Asked whether Everton are in a relegation battle, Unsworth replied: “I think we have to be honest, we are where we are, if that continues then the answer is yes. At the same time it’s nothing that a couple of back-to-back wins wouldn’t put right. But Sunday’s game against Watford is now massive.”

Nothing went right for Unsworth here. His decision to start with wingers was scrapped at half-time, when he withdrew Aaron Lennon and Kevin Mirallas, and the sight of Wayne Rooney raising his arms in bewilderment when his number came up in the second half, as he prepared to take a corner, rather summed things up for a club that appears in serious trouble.

To add insult to injury for Unsworth he finished his post-match press conference answering a question about Joey Barton’s scathing assessment of him during a radio broadcast from the King Power Stadium. Barton described Unsworth as “a glorified PE teacher” among other things. “What Joey Barton says, I couldn’t care less,” Unsworth said.

Everton have far bigger problems than Barton to deal with right now. Toothless up front and devoid of ideas in midfield they rarely looked like scoring despite dominating possession after a disastrous first half hour in which they conceded twice. Vardy, Gray and Riyad Mahrez caused Everton no end of problems with their pace, trickery and movement, in particular in that devastating early period that blew the visitors away.

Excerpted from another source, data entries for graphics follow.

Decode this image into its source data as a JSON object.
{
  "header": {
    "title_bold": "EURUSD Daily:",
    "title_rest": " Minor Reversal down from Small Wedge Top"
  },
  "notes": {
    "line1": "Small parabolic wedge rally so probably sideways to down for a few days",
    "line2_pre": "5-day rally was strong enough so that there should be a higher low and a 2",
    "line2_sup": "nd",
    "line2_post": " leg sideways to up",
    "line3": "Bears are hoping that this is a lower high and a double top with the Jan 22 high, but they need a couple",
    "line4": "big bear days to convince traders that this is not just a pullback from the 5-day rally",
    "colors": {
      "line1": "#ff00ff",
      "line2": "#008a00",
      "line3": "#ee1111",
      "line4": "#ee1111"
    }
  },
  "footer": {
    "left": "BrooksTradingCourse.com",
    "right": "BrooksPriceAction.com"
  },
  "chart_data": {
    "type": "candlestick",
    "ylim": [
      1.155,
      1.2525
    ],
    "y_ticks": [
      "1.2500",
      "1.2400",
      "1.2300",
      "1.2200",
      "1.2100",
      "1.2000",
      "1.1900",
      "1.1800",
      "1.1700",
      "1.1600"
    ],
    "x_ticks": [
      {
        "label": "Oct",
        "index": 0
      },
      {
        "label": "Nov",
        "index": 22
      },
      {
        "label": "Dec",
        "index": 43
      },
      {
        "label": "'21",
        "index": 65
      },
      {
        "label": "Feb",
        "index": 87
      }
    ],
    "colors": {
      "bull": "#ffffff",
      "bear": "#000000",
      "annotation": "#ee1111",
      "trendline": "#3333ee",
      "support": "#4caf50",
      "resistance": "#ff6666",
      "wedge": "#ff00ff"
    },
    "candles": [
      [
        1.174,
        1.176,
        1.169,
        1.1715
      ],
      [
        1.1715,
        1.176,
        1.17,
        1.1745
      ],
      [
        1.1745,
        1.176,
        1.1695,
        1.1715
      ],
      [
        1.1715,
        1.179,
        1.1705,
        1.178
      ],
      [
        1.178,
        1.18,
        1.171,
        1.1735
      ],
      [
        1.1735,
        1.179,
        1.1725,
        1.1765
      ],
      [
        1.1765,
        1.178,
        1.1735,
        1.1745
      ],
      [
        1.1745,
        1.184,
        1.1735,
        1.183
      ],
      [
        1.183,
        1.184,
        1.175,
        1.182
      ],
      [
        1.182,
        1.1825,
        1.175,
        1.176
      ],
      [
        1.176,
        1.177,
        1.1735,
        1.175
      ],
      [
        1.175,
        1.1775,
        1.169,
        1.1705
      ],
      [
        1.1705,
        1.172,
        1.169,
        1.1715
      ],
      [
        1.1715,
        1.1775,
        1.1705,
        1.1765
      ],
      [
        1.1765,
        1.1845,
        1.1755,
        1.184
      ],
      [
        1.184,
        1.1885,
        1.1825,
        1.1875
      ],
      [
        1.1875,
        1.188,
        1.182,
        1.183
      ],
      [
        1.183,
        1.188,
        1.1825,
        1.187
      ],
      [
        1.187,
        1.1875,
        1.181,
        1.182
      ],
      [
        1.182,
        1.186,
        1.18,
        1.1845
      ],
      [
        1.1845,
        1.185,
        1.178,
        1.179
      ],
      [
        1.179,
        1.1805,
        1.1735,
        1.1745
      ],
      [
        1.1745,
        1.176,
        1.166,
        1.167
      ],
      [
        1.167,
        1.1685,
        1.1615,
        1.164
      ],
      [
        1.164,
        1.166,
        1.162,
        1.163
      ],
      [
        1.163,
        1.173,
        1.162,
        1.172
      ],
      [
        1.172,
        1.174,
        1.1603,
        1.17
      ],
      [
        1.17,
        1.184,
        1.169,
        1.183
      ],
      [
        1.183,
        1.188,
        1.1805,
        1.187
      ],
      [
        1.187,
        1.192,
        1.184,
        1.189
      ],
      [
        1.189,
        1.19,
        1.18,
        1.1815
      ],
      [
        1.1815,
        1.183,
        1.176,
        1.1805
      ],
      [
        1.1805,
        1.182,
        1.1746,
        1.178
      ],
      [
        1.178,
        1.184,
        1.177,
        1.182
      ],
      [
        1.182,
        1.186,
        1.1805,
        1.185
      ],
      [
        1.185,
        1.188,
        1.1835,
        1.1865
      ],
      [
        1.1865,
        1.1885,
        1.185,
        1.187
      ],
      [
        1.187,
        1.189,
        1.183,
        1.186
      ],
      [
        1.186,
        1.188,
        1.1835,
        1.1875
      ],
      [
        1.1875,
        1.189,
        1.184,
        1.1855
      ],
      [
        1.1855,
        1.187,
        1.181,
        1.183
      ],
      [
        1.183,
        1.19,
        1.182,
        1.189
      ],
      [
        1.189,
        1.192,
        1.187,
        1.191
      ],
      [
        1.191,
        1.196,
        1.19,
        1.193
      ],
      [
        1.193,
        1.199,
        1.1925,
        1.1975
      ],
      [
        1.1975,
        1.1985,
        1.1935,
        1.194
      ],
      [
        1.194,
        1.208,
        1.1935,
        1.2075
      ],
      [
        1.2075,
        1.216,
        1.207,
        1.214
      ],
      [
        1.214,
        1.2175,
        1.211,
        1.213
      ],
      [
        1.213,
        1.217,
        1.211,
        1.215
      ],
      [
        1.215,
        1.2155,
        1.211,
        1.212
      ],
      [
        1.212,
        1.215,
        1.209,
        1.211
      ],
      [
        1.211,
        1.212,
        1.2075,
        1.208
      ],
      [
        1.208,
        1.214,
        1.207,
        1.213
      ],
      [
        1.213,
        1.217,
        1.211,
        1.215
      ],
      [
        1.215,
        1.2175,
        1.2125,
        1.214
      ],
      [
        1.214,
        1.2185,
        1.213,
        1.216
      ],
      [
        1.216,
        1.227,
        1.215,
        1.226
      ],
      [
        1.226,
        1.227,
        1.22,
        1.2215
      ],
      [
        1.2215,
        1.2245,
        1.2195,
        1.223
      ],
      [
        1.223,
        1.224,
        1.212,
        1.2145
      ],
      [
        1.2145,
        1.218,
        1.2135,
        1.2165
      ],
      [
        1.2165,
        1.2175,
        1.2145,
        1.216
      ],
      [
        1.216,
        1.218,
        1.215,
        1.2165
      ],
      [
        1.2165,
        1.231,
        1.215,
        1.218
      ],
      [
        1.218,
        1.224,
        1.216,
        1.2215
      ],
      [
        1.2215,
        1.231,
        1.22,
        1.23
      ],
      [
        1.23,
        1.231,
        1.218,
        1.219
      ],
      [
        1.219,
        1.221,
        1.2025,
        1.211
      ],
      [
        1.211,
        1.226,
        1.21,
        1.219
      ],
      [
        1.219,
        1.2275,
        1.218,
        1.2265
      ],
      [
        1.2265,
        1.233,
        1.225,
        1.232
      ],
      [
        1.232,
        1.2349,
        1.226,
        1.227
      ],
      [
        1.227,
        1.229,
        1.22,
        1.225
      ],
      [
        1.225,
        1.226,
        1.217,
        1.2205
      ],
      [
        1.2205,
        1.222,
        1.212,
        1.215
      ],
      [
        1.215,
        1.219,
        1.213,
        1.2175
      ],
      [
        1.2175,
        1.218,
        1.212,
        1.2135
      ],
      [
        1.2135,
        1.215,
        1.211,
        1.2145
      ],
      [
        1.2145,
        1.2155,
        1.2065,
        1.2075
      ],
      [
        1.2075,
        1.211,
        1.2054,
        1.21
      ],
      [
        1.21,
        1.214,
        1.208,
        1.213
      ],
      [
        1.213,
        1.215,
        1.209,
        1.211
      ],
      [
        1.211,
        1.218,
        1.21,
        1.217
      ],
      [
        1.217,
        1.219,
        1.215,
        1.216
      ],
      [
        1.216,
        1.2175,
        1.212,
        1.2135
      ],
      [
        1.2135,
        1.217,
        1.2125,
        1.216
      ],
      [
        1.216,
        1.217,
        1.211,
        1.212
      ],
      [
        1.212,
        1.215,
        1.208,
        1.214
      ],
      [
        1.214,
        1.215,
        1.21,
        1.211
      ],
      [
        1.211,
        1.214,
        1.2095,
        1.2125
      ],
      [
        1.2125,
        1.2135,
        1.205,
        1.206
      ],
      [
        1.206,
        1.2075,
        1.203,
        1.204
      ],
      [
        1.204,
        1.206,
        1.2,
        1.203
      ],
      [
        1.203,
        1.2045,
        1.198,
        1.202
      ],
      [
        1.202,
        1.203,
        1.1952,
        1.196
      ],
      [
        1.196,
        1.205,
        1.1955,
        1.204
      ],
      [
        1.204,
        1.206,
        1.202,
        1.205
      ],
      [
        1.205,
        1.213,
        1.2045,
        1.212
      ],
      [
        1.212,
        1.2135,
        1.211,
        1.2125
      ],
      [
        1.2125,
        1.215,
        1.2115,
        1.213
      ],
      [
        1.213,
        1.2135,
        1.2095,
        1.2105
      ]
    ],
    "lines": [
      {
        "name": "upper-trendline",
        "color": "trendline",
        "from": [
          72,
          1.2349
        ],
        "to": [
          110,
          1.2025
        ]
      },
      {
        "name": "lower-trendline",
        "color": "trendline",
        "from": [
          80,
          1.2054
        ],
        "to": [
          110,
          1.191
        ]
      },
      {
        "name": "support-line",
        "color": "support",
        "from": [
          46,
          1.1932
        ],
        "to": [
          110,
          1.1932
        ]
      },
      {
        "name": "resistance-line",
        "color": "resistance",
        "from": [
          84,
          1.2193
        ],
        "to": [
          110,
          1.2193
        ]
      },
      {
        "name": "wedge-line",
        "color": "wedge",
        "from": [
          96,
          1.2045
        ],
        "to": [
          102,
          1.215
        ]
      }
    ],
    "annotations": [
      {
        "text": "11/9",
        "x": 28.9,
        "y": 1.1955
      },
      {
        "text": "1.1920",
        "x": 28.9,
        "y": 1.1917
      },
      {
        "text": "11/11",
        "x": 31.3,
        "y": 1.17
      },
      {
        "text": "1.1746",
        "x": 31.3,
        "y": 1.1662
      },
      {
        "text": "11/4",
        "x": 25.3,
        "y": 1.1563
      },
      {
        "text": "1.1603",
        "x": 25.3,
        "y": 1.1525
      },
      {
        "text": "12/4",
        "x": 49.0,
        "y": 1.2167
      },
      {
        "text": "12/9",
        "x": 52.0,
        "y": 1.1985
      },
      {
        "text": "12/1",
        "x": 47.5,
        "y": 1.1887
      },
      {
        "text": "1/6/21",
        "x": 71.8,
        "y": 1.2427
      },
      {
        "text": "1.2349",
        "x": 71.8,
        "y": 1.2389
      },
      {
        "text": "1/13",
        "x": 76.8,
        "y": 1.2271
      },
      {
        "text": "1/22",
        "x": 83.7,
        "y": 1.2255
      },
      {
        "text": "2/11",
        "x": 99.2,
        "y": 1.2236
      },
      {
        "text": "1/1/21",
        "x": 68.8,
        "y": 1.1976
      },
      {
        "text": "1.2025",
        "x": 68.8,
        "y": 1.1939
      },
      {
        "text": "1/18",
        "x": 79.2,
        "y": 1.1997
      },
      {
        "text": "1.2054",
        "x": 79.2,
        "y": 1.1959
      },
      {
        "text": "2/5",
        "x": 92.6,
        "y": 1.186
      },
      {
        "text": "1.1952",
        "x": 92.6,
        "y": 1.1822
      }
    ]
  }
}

With confidence so brittle among their players, and a legitimate goal threat painfully lacking in the absence of a proven centre-forward, it was hard to see Everton finding a response. Unsworth, however, was entitled to feel that Everton should have had an opportunity via the penalty spot when Christian Fuchs clattered into Lennon from behind shortly after Gray’s goal. Andre Marriner, the referee, inexplicably failed to point to the spot. “A little bit of Lady Luck isn’t going for us at the moment,” said Unsworth.

Leicester, in contrast, are smiling again and this was a fine way for Puel to begin his reign. They started at a high tempo and the Frenchman’s decision to bring Gray into the team, giving him only his second league start of the season, was totally vindicated. Mahrez also thrived in a more advanced central role, just behind Vardy, and it was a lovely move in which those three attacking players combined to give Leicester the lead.

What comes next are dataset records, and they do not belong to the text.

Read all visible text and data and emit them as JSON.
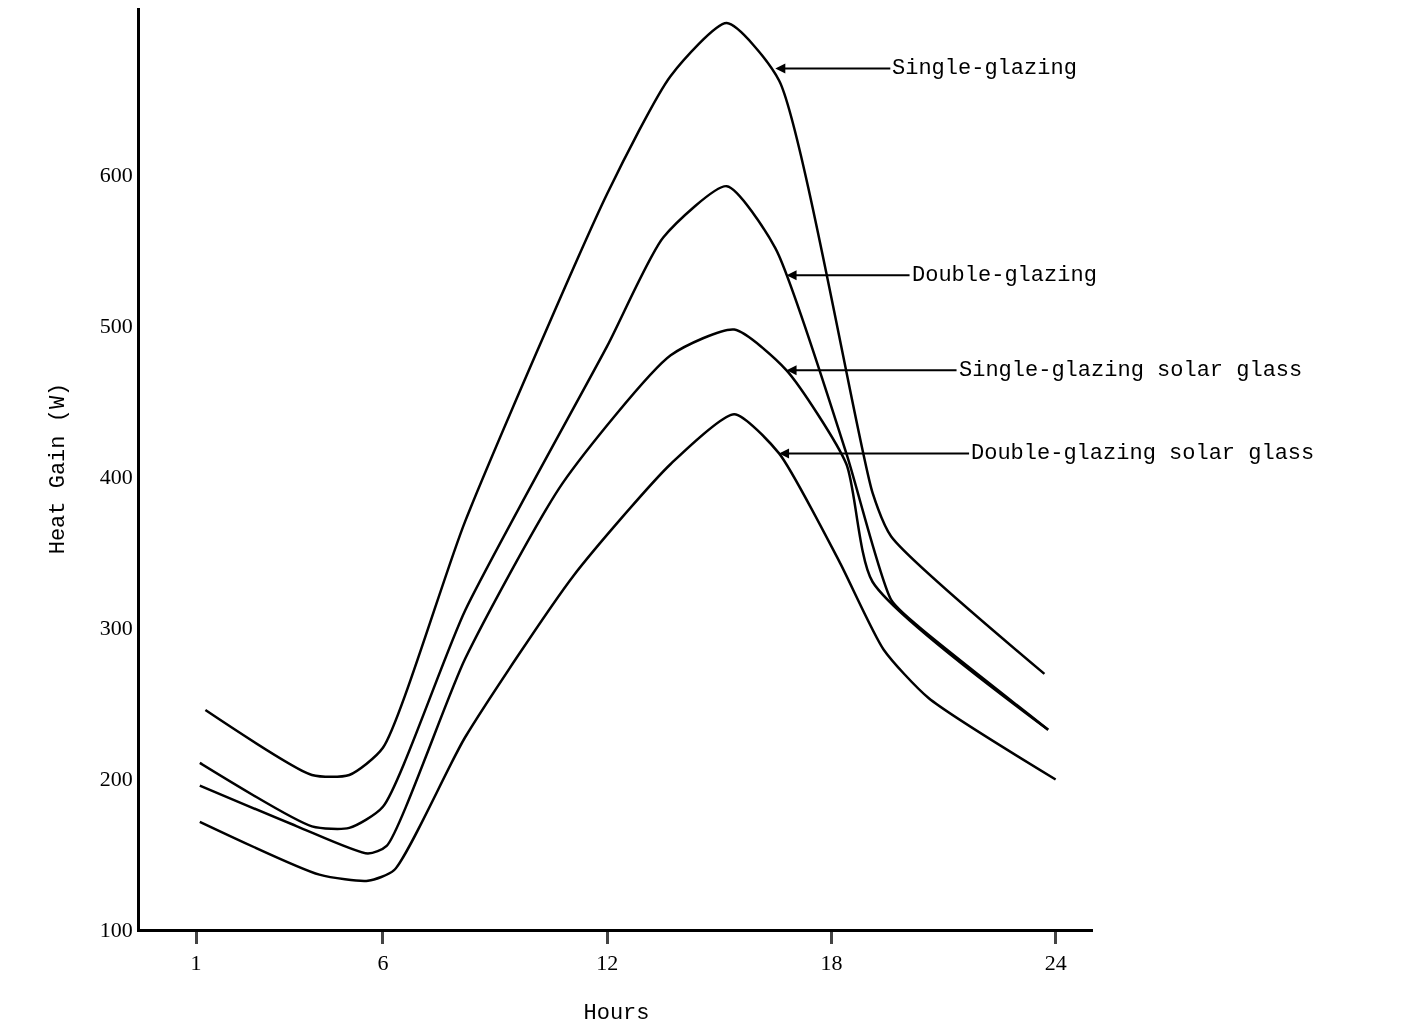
{
  "chart_data": {
    "type": "line",
    "xlabel": "Hours",
    "ylabel": "Heat Gain (W)",
    "xlim": [
      -0.5,
      25
    ],
    "ylim": [
      100,
      710
    ],
    "xticks": [
      1,
      6,
      12,
      18,
      24
    ],
    "yticks": [
      100,
      200,
      300,
      400,
      500,
      600
    ],
    "grid": false,
    "marker": "none",
    "line_style": "solid",
    "series": [
      {
        "color": "#000000",
        "x": [
          1.25,
          4.1,
          5.1,
          6,
          8.2,
          12,
          13.7,
          15.2,
          16.6,
          19.1,
          19.6,
          23.7
        ],
        "values": [
          245,
          202,
          202,
          220,
          370,
          587,
          665,
          700,
          662,
          389,
          360,
          269
        ]
      },
      {
        "color": "#000000",
        "x": [
          1.1,
          4.1,
          5.1,
          6,
          8.2,
          12,
          13.5,
          15.2,
          16.5,
          18.4,
          19.6,
          20.3,
          23.8
        ],
        "values": [
          210,
          168,
          167,
          181,
          311,
          486,
          558,
          592,
          551,
          415,
          318,
          301,
          232
        ]
      },
      {
        "color": "#000000",
        "x": [
          1.1,
          3.7,
          5.6,
          6.1,
          8.2,
          10.8,
          13.7,
          15.4,
          16.8,
          18.4,
          19.1,
          23.8
        ],
        "values": [
          195,
          168,
          150,
          155,
          279,
          395,
          480,
          497,
          470,
          408,
          330,
          232
        ]
      },
      {
        "color": "#000000",
        "x": [
          1.1,
          4.3,
          5.6,
          6.3,
          8.2,
          11.1,
          13.7,
          15.4,
          16.6,
          18.2,
          19.4,
          20.6,
          24
        ],
        "values": [
          171,
          136,
          132,
          139,
          227,
          334,
          408,
          441,
          415,
          344,
          285,
          253,
          199
        ]
      }
    ],
    "annotations": [
      {
        "text": "Single-glazing",
        "x": 16.5,
        "y": 670
      },
      {
        "text": "Double-glazing",
        "x": 16.8,
        "y": 533
      },
      {
        "text": "Single-glazing solar glass",
        "x": 16.8,
        "y": 470
      },
      {
        "text": "Double-glazing solar glass",
        "x": 16.6,
        "y": 415
      }
    ]
  }
}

Gray was the chief protagonist, picking the ball up deep inside his own half after Leighton Baines’s free-kick was cleared. The winger skirted around Tom Davies close to the touchline, stepped inside Idrissa Gueye and left Rooney trailing in his wake as he tore at the heart of the Everton defence. It would have been easy for Gray to go for goal himself at that point but instead he kept his composure and played a perfectly weighted pass that released Mahrez on the right.

Mahrez looked up and delivered a low centre that Vardy was never going to miss from about six yards out. It was a brilliant goal that highlighted the blistering pace in one team and the total lack of it among their opponents.

Leicester’s second owed much to good fortune as Gray, drifting out onto the left, delivered an inswinging cross that looked harmless enough until Kenny wildly miskicked, sending the ball spinning backwards, beyond Jordan Pickford and into the far corner of the net. It was a cruel moment for the 20-year-old right-back, who was making only his second Premier League start, and put Leicester in a commanding position.

Everton switched to a midfield diamond after the interval as Unsworth introduced a second striker before eventually turning to Gylfi Sigurdsson, the club-record signing, as a replacement for Rooney in the 74th minute. That neither Rooney nor Sigurdsson acknowledged one another during that change said it all on another chastening afternoon for Everton.